Last month I took up a free trial of eMusic. This is a service where you pay monthly for an allotted amount of music and audiobook downloads (they don’t carry over, btw). The files are free of DRM and end up quite inexpensive. I don’t know how good the deal is for the artists, but from a consumer point of view it’s a good half-way house between iTunes and illegal file-sharing.
This is just one of countless download stores out there, from Amazon, Napster, Walmart and all the rest. My problem is this: why don’t they take all the useful info you get on sleeve notes and put it in the meta data? I’m not alone, I’m sure, in scrutinising the track listings, learning who played what, who wrote what, who produced what, who’s getting thanked. Hell, even reading the lyrics now and again.

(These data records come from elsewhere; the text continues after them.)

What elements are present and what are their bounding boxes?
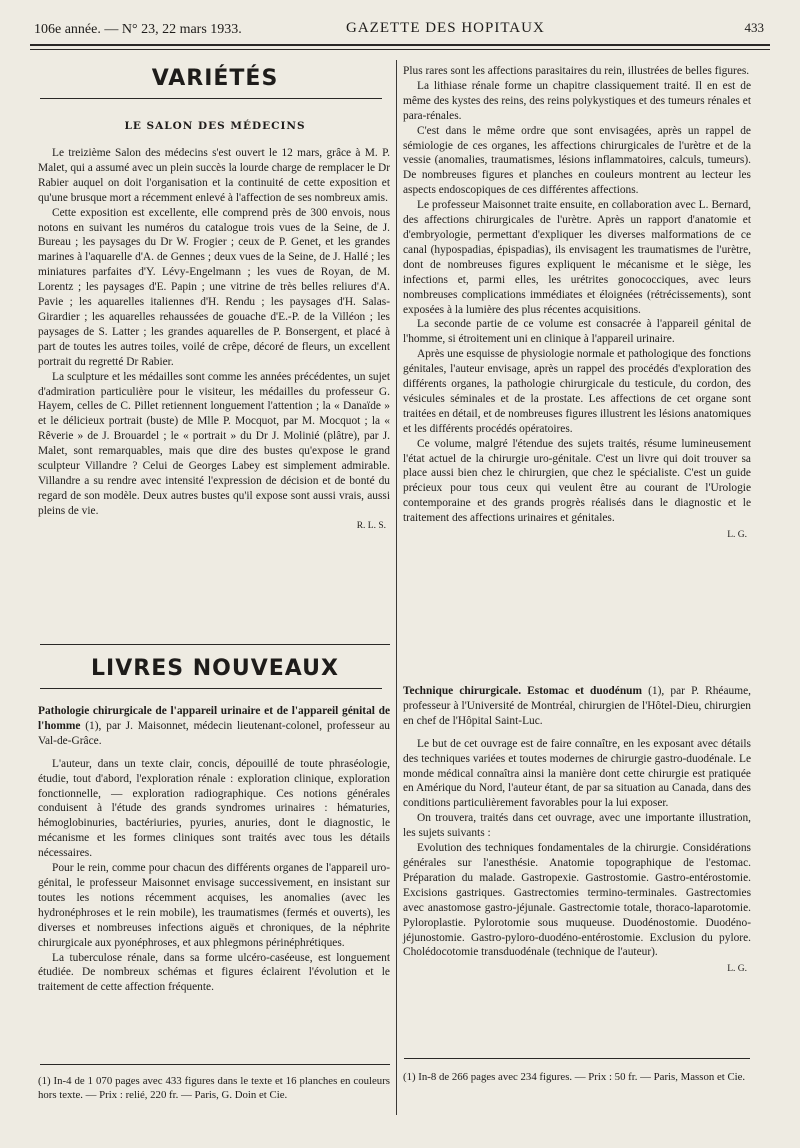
book1-article: [38, 704, 390, 995]
book1-paragraph: La lithiase rénale forme un chapitre classiquement traité. Il en est de même des kystes des reins, des reins polykystiques et des tumeurs rénales et para-rénales.: [403, 79, 751, 122]
livres-rule: [40, 688, 382, 689]
livres-title: LIVRES NOUVEAUX: [91, 656, 339, 681]
section-separator: [40, 644, 390, 645]
footnote-left: (1) In-4 de 1 070 pages avec 433 figures dans le texte et 16 planches en couleurs hors texte. — Prix : relié, 220 fr. — Paris, G. Doin et Cie.: [38, 1075, 390, 1101]
book1-heading: [38, 704, 390, 749]
book1-paragraph: C'est dans le même ordre que sont envisagées, après un rappel de sémiologie de ces organes, les affections chirurgicales de l'urètre et de la vessie (anomalies, traumatismes, lésions inflammatoires, calculs, tumeurs). De nombreuses figures et planches en couleurs montrent au lecteur les aspects endoscopiques de ces différentes affections.: [403, 124, 751, 197]
header-rule-thin: [30, 49, 770, 50]
salon-article: [38, 146, 390, 534]
book2-title: Technique chirurgicale. Estomac et duodénum: [403, 685, 642, 697]
book1-continued: [403, 64, 751, 543]
header-rule: [30, 44, 770, 46]
salon-paragraph: Cette exposition est excellente, elle comprend près de 300 envois, nous notons en suivant les numéros du catalogue trois vues de la Seine, de J. Bureau ; les paysages du Dr W. Frogier ; ceux de P. Genet, et les grandes marines à l'aquarelle d'A. de Gennes ; deux vues de la Seine, de J. Hallé ; les miniatures parfaites d'Y. Lévy-Engelmann ; les vues de Royan, de M. Lorentz ; les paysages d'E. Papin ; une vitrine de très belles reliures d'A. Pavie ; les aquarelles italiennes d'H. Rendu ; les paysages d'H. Salas-Girardier ; les aquarelles rehaussées de gouache d'E.-P. de la Villéon ; les paysages de S. Latter ; les grandes aquarelles de P. Bonsergent, et placé à part de toutes les autres toiles, voilé de crêpe, décoré de fleurs, un excellent portrait du regretté Dr Rabier.: [38, 206, 390, 368]
journal-title: GAZETTE DES HOPITAUX: [346, 20, 545, 36]
varietes-title: VARIÉTÉS: [151, 66, 279, 91]
book2-heading: [403, 684, 751, 729]
book1-paragraph: L'auteur, dans un texte clair, concis, dépouillé de toute phraséologie, étudie, tout d'abord, l'exploration rénale : exploration clinique, exploration fonctionnelle, — exploration radiographique. Ces notions générales conduisent à l'étude des grands syndromes urinaires : hématuries, hémoglobinuries, bactériuries, pyuries, anuries, dont le diagnostic, le mécanisme et les formes cliniques sont traités avec tous les détails nécessaires.: [38, 757, 390, 860]
book1-paragraph: Après une esquisse de physiologie normale et pathologique des fonctions génitales, l'auteur envisage, après un rappel des procédés d'exploration des différents organes, la pathologie chirurgicale du testicule, du cordon, des vésicules séminales et de la prostate. Les affections de cet organe sont traitées en détail, et de nombreuses figures illustrent les lésions anatomiques et les différents procédés opératoires.: [403, 348, 751, 435]
book1-paragraph: La seconde partie de ce volume est consacrée à l'appareil génital de l'homme, si étroitement uni en clinique à l'appareil urinaire.: [403, 318, 751, 346]
book1-paragraph: Le professeur Maisonnet traite ensuite, en collaboration avec L. Bernard, des affections chirurgicales de l'urètre. Après un rapport d'anatomie et d'embryologie, permettant d'expliquer les diverses malformations de ce canal (hypospadias, épispadias), ils envisagent les traumatismes de l'urètre, dont de nombreuses figures expliquent le mécanisme et le siège, les infections et, parmi elles, les urétrites gonococciques, avec leurs nombreuses complications immédiates et éloignées (rétrécissements), sont exposées à la lumière des plus récentes acquisitions.: [403, 199, 751, 316]
salon-paragraph: Le treizième Salon des médecins s'est ouvert le 12 mars, grâce à M. P. Malet, qui a assumé avec un plein succès la lourde charge de remplacer le Dr Rabier auquel on doit l'organisation et la continuité de cette exposition et qu'une brusque mort a récemment enlevé à l'affection de ses nombreux amis.: [38, 147, 390, 204]
book2-signature: L. G.: [727, 964, 747, 975]
book2-article: [403, 684, 751, 977]
book1-paragraph: La tuberculose rénale, dans sa forme ulcéro-caséeuse, est longuement étudiée. De nombreux schémas et figures éclairent l'évolution et le traitement de cette affection fréquente.: [38, 951, 390, 994]
book1-signature: L. G.: [727, 530, 747, 541]
footnote-right: (1) In-8 de 266 pages avec 234 figures. — Prix : 50 fr. — Paris, Masson et Cie.: [403, 1071, 746, 1083]
book2-meta: (1), par P. Rhéaume, professeur à l'Université de Montréal, chirurgien de l'Hôtel-Dieu, chirurgien en chef de l'Hôpital Saint-Luc.: [403, 685, 751, 727]
page-number: 433: [744, 20, 764, 35]
page-header: [34, 18, 764, 40]
salon-subtitle: LE SALON DES MÉDECINS: [124, 120, 306, 132]
book1-paragraph: Pour le rein, comme pour chacun des différents organes de l'appareil uro-génital, le professeur Maisonnet envisage successivement, en insistant sur toutes les notions récemment acquises, les anomalies (avec les hydronéphroses et le rein mobile), les traumatismes (fermés et ouverts), les diverses et nombreuses infections aiguës et chroniques, de la néphrite chirurgicale aux pyonéphroses, et aux phlegmons périnéphrétiques.: [38, 862, 390, 949]
footnote-rule-left: [40, 1064, 390, 1065]
book2-paragraph: Evolution des techniques fondamentales de la chirurgie. Considérations générales sur l'anesthésie. Anatomie topographique de l'estomac. Préparation du malade. Gastropexie. Gastrostomie. Gastro-entérostomie. Excisions gastriques. Gastrectomies termino-terminales. Gastrectomies avec anastomose gastro-jéjunale. Gastrectomie totale, thoraco-laparotomie. Pyloroplastie. Pylorotomie sous muqueuse. Duodénostomie. Duodéno-jéjunostomie. Gastro-pyloro-duodéno-entérostomie. Exclusion du pylore. Cholédocotomie transduodénale (technique de l'auteur).: [403, 842, 751, 959]
book1-title: Pathologie chirurgicale de l'appareil urinaire et de l'appareil génital de l'homme: [38, 705, 390, 732]
varietes-rule: [40, 98, 382, 99]
salon-signature: R. L. S.: [356, 520, 386, 531]
book2-paragraph: On trouvera, traités dans cet ouvrage, avec une importante illustration, les sujets suivants :: [403, 812, 751, 840]
book1-meta: (1), par J. Maisonnet, médecin lieutenant-colonel, professeur au Val-de-Grâce.: [38, 719, 390, 747]
salon-paragraph: La sculpture et les médailles sont comme les années précédentes, un sujet d'admiration particulière pour le visiteur, les médailles du professeur G. Hayem, celles de C. Pillet retiennent longuement l'attention ; la « Danaïde » et le délicieux portrait (buste) de Mlle P. Mocquot, par M. Mocquot ; la « Rêverie » de J. Brouardel ; le « portrait » du Dr J. Molinié (plâtre), par J. Malet, sont remarquables, mais que dire des bustes qu'expose le grand sculpteur Villandre ? Celui de Georges Labey est simplement admirable. Villandre a su rendre avec intensité l'expression de décision et de bonté du regard de son modèle. Deux autres bustes qu'il expose sont aussi vrais, aussi pleins de vie.: [38, 370, 390, 517]
book2-paragraph: Le but de cet ouvrage est de faire connaître, en les exposant avec détails des techniques variées et toutes modernes de chirurgie gastro-duodénale. Le monde médical connaîtra ainsi la manière dont cette chirurgie est pratiquée en Amérique du Nord, l'auteur étant, de par sa situation au Canada, dans des conditions particulièrement favorables pour la lui exposer.: [403, 737, 751, 810]
book1-paragraph: Ce volume, malgré l'étendue des sujets traités, résume lumineusement l'état actuel de la chirurgie uro-génitale. C'est un livre qui doit trouver sa place aussi bien chez le chirurgien, que chez le spécialiste. C'est un guide précieux pour tous ceux qui veulent être au courant de l'Urologie contemporaine et des grands progrès réalisés dans le diagnostic et le traitement des affections urinaires et génitales.: [403, 437, 751, 525]
book1-paragraph: Plus rares sont les affections parasitaires du rein, illustrées de belles figures.: [403, 65, 750, 77]
column-divider: [396, 60, 397, 1115]
issue-info: 106e année. — N° 23, 22 mars 1933.: [34, 22, 242, 37]
footnote-rule-right: [404, 1058, 750, 1059]
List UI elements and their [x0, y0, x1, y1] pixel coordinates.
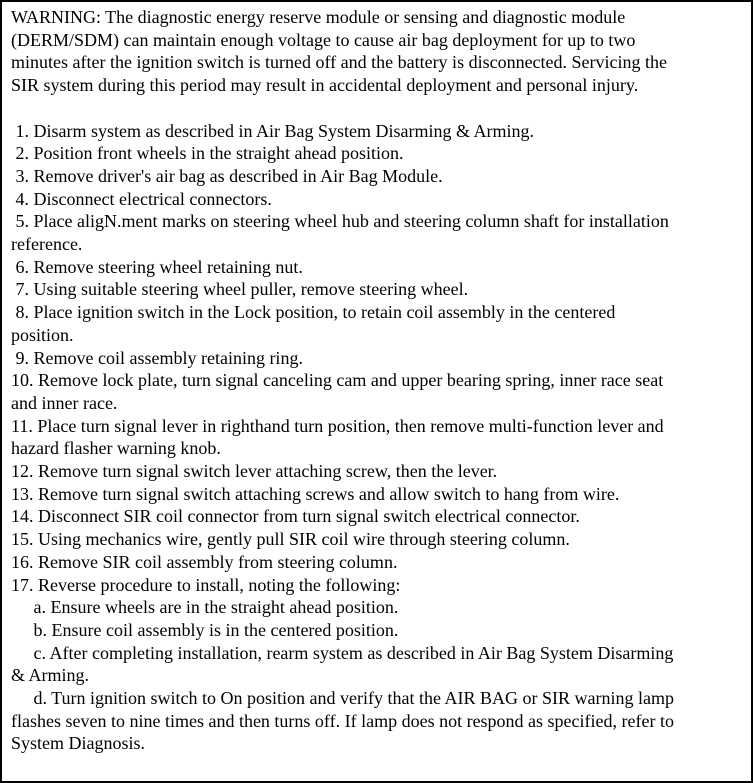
warning-text-line: SIR system during this period may result in accidental deployment and personal injury.: [11, 75, 639, 96]
procedure-text-line: 12. Remove turn signal switch lever attaching screw, then the lever.: [11, 461, 498, 482]
procedure-text-line: 1. Disarm system as described in Air Bag System Disarming & Arming.: [11, 120, 534, 141]
procedure-text-line: d. Turn ignition switch to On position and verify that the AIR BAG or SIR warning lamp: [11, 688, 674, 709]
warning-text-line: (DERM/SDM) can maintain enough voltage to cause air bag deployment for up to two: [11, 29, 636, 50]
procedure-text-line: & Arming.: [11, 665, 90, 686]
procedure-text-line: a. Ensure wheels are in the straight ahead position.: [11, 597, 399, 618]
procedure-text-line: 8. Place ignition switch in the Lock position, to retain coil assembly in the centered: [11, 302, 616, 323]
warning-paragraph: [11, 6, 742, 97]
procedure-text-line: System Diagnosis.: [11, 733, 146, 754]
procedure-text-line: 11. Place turn signal lever in righthand turn position, then remove multi-function lever and: [11, 415, 664, 436]
procedure-text-line: 13. Remove turn signal switch attaching screws and allow switch to hang from wire.: [11, 483, 620, 504]
warning-text-line: minutes after the ignition switch is turned off and the battery is disconnected. Servicing the: [11, 52, 668, 73]
procedure-text-line: 15. Using mechanics wire, gently pull SIR coil wire through steering column.: [11, 529, 570, 550]
procedure-text-line: 17. Reverse procedure to install, noting the following:: [11, 574, 401, 595]
procedure-text-line: 9. Remove coil assembly retaining ring.: [11, 347, 303, 368]
procedure-text-line: 4. Disconnect electrical connectors.: [11, 188, 272, 209]
procedure-text-line: 6. Remove steering wheel retaining nut.: [11, 256, 303, 277]
procedure-text-line: and inner race.: [11, 392, 118, 413]
procedure-text-line: flashes seven to nine times and then turns off. If lamp does not respond as specified, refer to: [11, 710, 674, 731]
procedure-text-line: 14. Disconnect SIR coil connector from turn signal switch electrical connector.: [11, 506, 580, 527]
procedure-text-line: reference.: [11, 234, 83, 255]
procedure-text-line: b. Ensure coil assembly is in the centered position.: [11, 619, 399, 640]
procedure-text-line: 16. Remove SIR coil assembly from steering column.: [11, 551, 398, 572]
procedure-text-line: 5. Place aligN.ment marks on steering wheel hub and steering column shaft for installation: [11, 211, 669, 232]
procedure-step-list: [11, 120, 742, 756]
warning-text-line: WARNING: The diagnostic energy reserve module or sensing and diagnostic module: [11, 7, 626, 27]
procedure-text-line: position.: [11, 324, 74, 345]
procedure-text-line: 3. Remove driver's air bag as described in Air Bag Module.: [11, 165, 443, 186]
procedure-text-line: 2. Position front wheels in the straight ahead position.: [11, 143, 404, 164]
procedure-text-line: 10. Remove lock plate, turn signal canceling cam and upper bearing spring, inner race seat: [11, 370, 664, 391]
procedure-text-line: c. After completing installation, rearm system as described in Air Bag System Disarming: [11, 642, 674, 663]
procedure-text-line: 7. Using suitable steering wheel puller, remove steering wheel.: [11, 279, 469, 300]
procedure-text-line: hazard flasher warning knob.: [11, 438, 221, 459]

Occasionally iTunes will offer a DRM-crippled pdf of the CD booklet if you buy an entire album (rather than single tracks), which is something, I suppose, but it’s nowhere near as good as my idea, which is simply to use the ID3 tags.
All the tracks I got from eMusic had lovely embedded artwork, and had the year, artist, album and name tags duly in place, but all the info that you normally get as a matter of course with a CD was conspicuous by its absence. I listen through iTunes which has fields for all the info you could want, always blank. There’s even a Notes bit for those wee mini-essays Springsteen sometimes writes, or some muso journalist wank on retrospectives, or whatever.
It’s easy, it’s cheap. Could it be that the Jurassic music industry is so desperate to keep us buying CDs that they jealously guard the name of the session bass-player on Take That’s new record for those consumers doomed to clutter up there home with yet more shiny discs?